I just had my
appendix out and I'm re-adjusting to
life in my little room. I have two weeks left to live here (
technically, I'm squatting), some work to do, a book or two to finish and things to sell followed by
packing.
Every major illness I've had - and this is by far the most major - has lent itself to some introspection and reflection; maybe it's that my body often
breaks down physically where a nervous episode is appropriate. It's
psychosomatic, maybe, or just symptomatic of my inability to deal with depression, abandonment, disappointment, burgeoning adulthood.
Actually,
the best thing about my Tuesday - the night I got sick- is I seemed to have burned those issues up and brushed them into the ashcan, like that.
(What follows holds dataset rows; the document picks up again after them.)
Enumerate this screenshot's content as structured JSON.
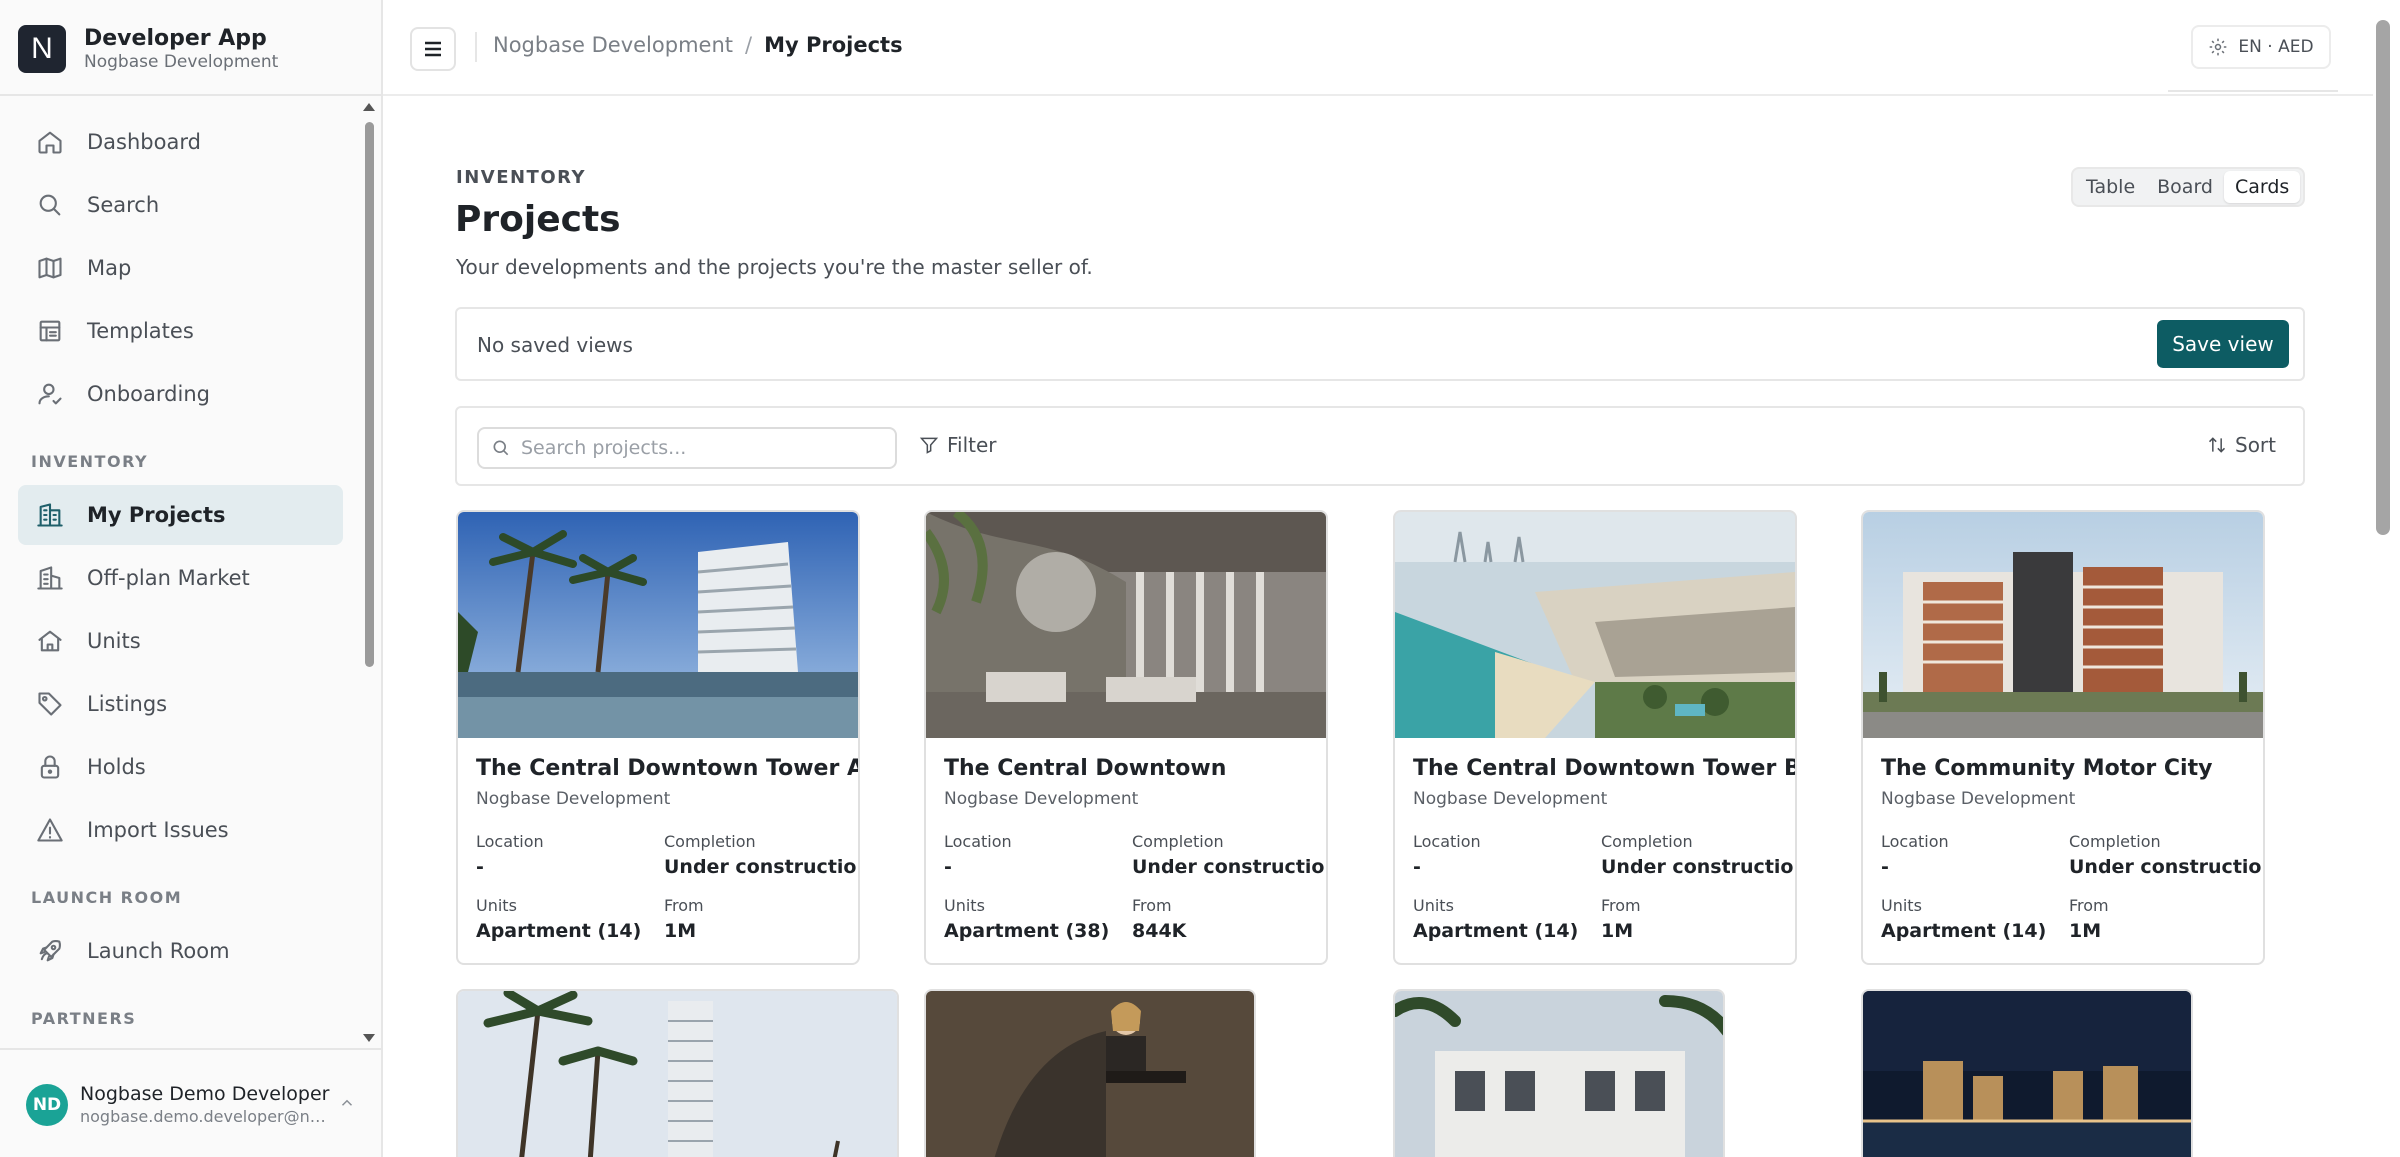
{
  "app": {
    "logo_letter": "N",
    "name": "Developer App",
    "org": "Nogbase Development"
  },
  "sidebar": {
    "items": [
      {
        "label": "Dashboard",
        "icon": "home-icon"
      },
      {
        "label": "Search",
        "icon": "search-icon"
      },
      {
        "label": "Map",
        "icon": "map-icon"
      },
      {
        "label": "Templates",
        "icon": "templates-icon"
      },
      {
        "label": "Onboarding",
        "icon": "onboarding-icon"
      }
    ],
    "inventory_section": "INVENTORY",
    "inventory_items": [
      {
        "label": "My Projects",
        "icon": "building-icon",
        "active": true
      },
      {
        "label": "Off-plan Market",
        "icon": "office-icon"
      },
      {
        "label": "Units",
        "icon": "house-icon"
      },
      {
        "label": "Listings",
        "icon": "tag-icon"
      },
      {
        "label": "Holds",
        "icon": "lock-icon"
      },
      {
        "label": "Import Issues",
        "icon": "warning-icon"
      }
    ],
    "launch_section": "LAUNCH ROOM",
    "launch_items": [
      {
        "label": "Launch Room",
        "icon": "rocket-icon"
      }
    ],
    "partners_section": "PARTNERS"
  },
  "user": {
    "initials": "ND",
    "name": "Nogbase Demo Developer",
    "email": "nogbase.demo.developer@nogbase.com"
  },
  "header": {
    "breadcrumb_parent": "Nogbase Development",
    "breadcrumb_sep": "/",
    "breadcrumb_current": "My Projects",
    "locale": "EN · AED"
  },
  "page": {
    "eyebrow": "INVENTORY",
    "title": "Projects",
    "subtitle": "Your developments and the projects you're the master seller of.",
    "views": [
      "Table",
      "Board",
      "Cards"
    ],
    "active_view": "Cards",
    "saved_views_label": "No saved views",
    "save_view_label": "Save view",
    "search_placeholder": "Search projects...",
    "filter_label": "Filter",
    "sort_label": "Sort"
  },
  "labels": {
    "location": "Location",
    "completion": "Completion",
    "units": "Units",
    "from": "From"
  },
  "projects": [
    {
      "name": "The Central Downtown Tower A",
      "developer": "Nogbase Development",
      "location": "-",
      "completion": "Under construction",
      "units": "Apartment (14)",
      "from": "1M"
    },
    {
      "name": "The Central Downtown",
      "developer": "Nogbase Development",
      "location": "-",
      "completion": "Under construction",
      "units": "Apartment (38)",
      "from": "844K"
    },
    {
      "name": "The Central Downtown Tower B",
      "developer": "Nogbase Development",
      "location": "-",
      "completion": "Under construction",
      "units": "Apartment (14)",
      "from": "1M"
    },
    {
      "name": "The Community Motor City",
      "developer": "Nogbase Development",
      "location": "-",
      "completion": "Under construction",
      "units": "Apartment (14)",
      "from": "1M"
    }
  ],
  "colors": {
    "primary": "#0d5c63",
    "active_nav_bg": "#e3ecef",
    "avatar": "#1aa396"
  }
}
And during my convalescence I looked at the dust and ashes more carefully,
the patterns and stains they left on my hands over the course of a summer, and I read them.
I was on demerol, granted, but this is what I got.
I've a
talking boy and a
kissing boy - I spoke to both of them just before I got nauseous. The kissing boy took me to the hospital, and I couldn't help but wonder that he is always (and probably always will be) more attentive to my body, and the other may ever be more attentive to my soul. Both seem to have
equal respect for my mind, and the quest is now to find someone who can see me - and love me - for all three.
I think I can't stop thinking about their
exes, a couple of women in whose shadows I'm doomed to walk (and sadly, I cast worse shadows on every man I'll meet, or kiss, or fall for) - these are men who, at 22, were using
words that terrify me (like
forever) - and to me these men embody
a stubborn fluidity. They seem to insist on moving constantly, they seem to insist on evolution - and I don't think these women wanted to
follow them anywhere. <
I'm actually grateful to myself - the old nauseous self,
the one with the appendix - that
I thought to seek help before I dried up or exploded; in a figurative and exaggerated sense, those were both very real possibilities. I have a clear memory of myself as a
freshman in high school, dropping papers on the ground. The boy regarded as one of the
hottest in my entire high school leaned over to help me pick it up, and I beat him to the task. I realized later I could have taken a breath and grinned, or flirted, or played it demurely and taken the paper,
brushing fingers; and it wasn't because
I'm such a goddamn ballbusting feminist babe that I didn't take that route. Utility and loneliness were doing their work: I'm not at all used to getting help, and thus I don't know how to ask for it. But
when you're prostrate in the courtyard outside your office puking, you have no pride, and suddenly you're not afraid to call the boy you're crazy about and beg him for a lift; in fact, I sponged off my old roommate's family for days, and only toward the end of my stay did I even start feeling uncomfortable.
Not to say that etiquette should apply the same way when we're sick - but I wish I felt that
comfortable in the world more often - comfortable enough to ask for things, even though
we're really all strangers here, in a college town, where all
my best friends are people I've known a little less than a year.
I was
fatally misdiagnosed (and remained so for several hours) as having some sort of
stomach virus - and that was because I've a
high threshhold for pain. I'm 19, and this is news, and it's entertaining news; I'm kicking around in my head the notions of strength and pain, and what my body might be capable of doing.